DiLoCo reduces communication overhead but suffers from blocking delays due to its outer-loop synchronization—especially pronounced in cross-data-center settings with limited bandwidth, significantly slowing down training. Method: We propose *eager updates*, a mechanism that fully overlaps outer-loop parameter updates with inner-loop local optimization in DiLoCo. This is achieved via asynchronous communication scheduling and explicit compute-communication overlap, eliminating waiting time for outer-loop synchronization. Contribution/Results: To the best of our knowledge, this is the first approach enabling fully asynchronous outer-loop execution in DiLoCo.

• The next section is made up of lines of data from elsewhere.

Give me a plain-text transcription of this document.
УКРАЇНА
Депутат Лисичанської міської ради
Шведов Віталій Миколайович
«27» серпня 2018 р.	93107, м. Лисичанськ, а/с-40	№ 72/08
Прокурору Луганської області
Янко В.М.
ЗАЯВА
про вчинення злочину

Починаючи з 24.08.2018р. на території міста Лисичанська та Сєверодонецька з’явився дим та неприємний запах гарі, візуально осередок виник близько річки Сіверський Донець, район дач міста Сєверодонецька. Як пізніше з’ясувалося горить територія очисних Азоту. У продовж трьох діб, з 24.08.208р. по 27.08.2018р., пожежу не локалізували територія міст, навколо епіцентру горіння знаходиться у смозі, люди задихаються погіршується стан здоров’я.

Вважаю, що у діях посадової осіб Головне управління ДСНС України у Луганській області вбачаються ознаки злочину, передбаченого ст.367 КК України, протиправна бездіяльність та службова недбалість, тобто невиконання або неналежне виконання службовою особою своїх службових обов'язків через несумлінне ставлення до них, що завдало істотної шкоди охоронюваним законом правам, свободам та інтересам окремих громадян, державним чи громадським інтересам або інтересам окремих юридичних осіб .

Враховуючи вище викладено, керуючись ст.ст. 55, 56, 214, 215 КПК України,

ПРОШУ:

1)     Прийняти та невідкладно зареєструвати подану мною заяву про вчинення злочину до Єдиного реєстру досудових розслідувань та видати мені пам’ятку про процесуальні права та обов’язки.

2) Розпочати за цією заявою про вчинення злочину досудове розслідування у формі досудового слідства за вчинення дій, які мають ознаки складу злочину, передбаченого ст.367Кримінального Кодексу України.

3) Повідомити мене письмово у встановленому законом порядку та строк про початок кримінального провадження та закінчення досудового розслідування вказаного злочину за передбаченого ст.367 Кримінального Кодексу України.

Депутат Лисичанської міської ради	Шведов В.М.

It preserves convergence behavior comparable to standard DiLoCo while substantially reducing end-to-end training latency—particularly beneficial for bandwidth-constrained distributed large-model training.

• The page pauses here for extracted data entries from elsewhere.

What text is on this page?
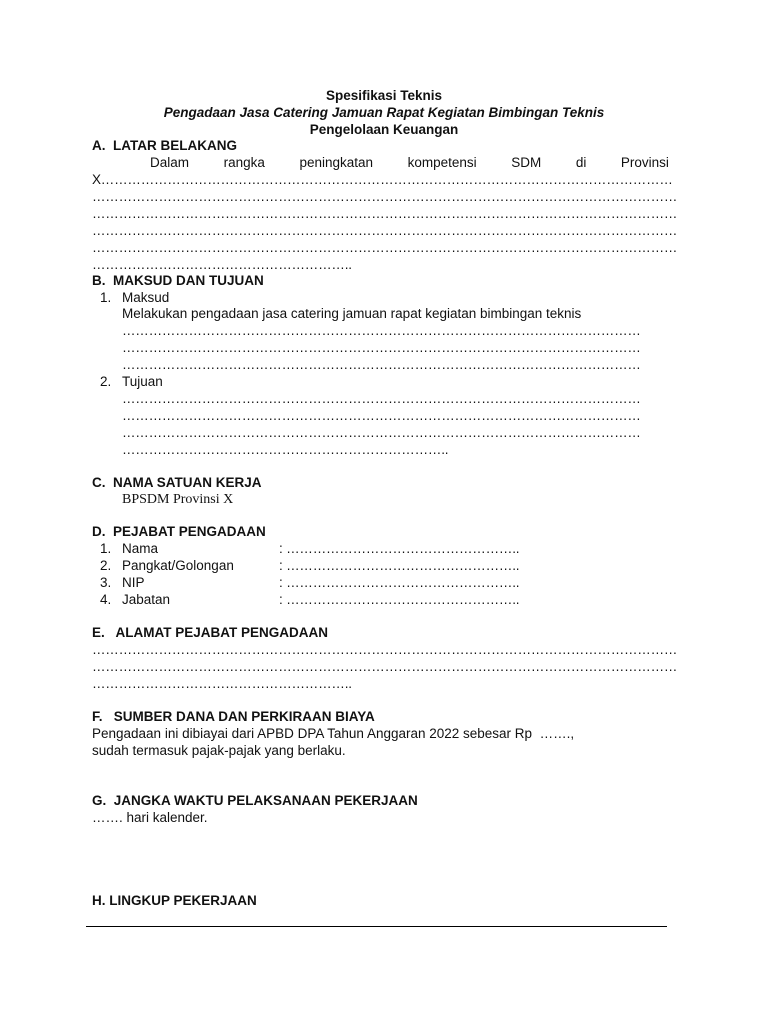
Spesifikasi Teknis
Pengadaan Jasa Catering Jamuan Rapat Kegiatan Bimbingan Teknis
Pengelolaan Keuangan
A.  LATAR BELAKANG
Dalam	rangka	peningkatan	kompetensi	SDM	di	Provinsi
X…………………………………………………………………………………………………………………
……………………………………………………………………………………………………………………
……………………………………………………………………………………………………………………
……………………………………………………………………………………………………………………
……………………………………………………………………………………………………………………
…………………………………………………..
B.  MAKSUD DAN TUJUAN
1. Maksud
Melakukan pengadaan jasa catering jamuan rapat kegiatan bimbingan teknis
………………………………………………………………………………………………………
………………………………………………………………………………………………………
………………………………………………………………………………………………………
2. Tujuan
………………………………………………………………………………………………………
………………………………………………………………………………………………………
………………………………………………………………………………………………………
………………………………………………………………..
C.  NAMA SATUAN KERJA
BPSDM Provinsi X
D.  PEJABAT PENGADAAN
1. Nama	: ……………………………………………..
2. Pangkat/Golongan	: ……………………………………………..
3. NIP	: ……………………………………………..
4. Jabatan	: ……………………………………………..
E.   ALAMAT PEJABAT PENGADAAN
……………………………………………………………………………………………………………………
……………………………………………………………………………………………………………………
…………………………………………………..
F.   SUMBER DANA DAN PERKIRAAN BIAYA
Pengadaan ini dibiayai dari APBD DPA Tahun Anggaran 2022 sebesar Rp  …….,
sudah termasuk pajak-pajak yang berlaku.
G.  JANGKA WAKTU PELAKSANAAN PEKERJAAN
……. hari kalender.
H. LINGKUP PEKERJAAN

Distributed optimization methods such as DiLoCo have been shown to be effective in training very large models across multiple distributed workers, such as datacenters. These methods split updates into two parts: an inner optimization phase, where the workers independently execute multiple optimization steps on their own local data, and an outer optimization step, where the inner updates are synchronized. While such approaches require orders of magnitude less communication than standard data-parallel training, in settings where the workers are datacenters, even the limited communication requirements of these approaches can still cause significant slow downs due to the blocking necessary at each outer optimization step. In this paper, we investigate techniques to mitigate this issue by overlapping communication with computation in a manner that allows the outer optimization step to fully overlap with the inner optimization phase. We show that a particular variant, dubbed eager updates, provides competitive performance with standard DiLoCo in settings with low bandwidth between workers.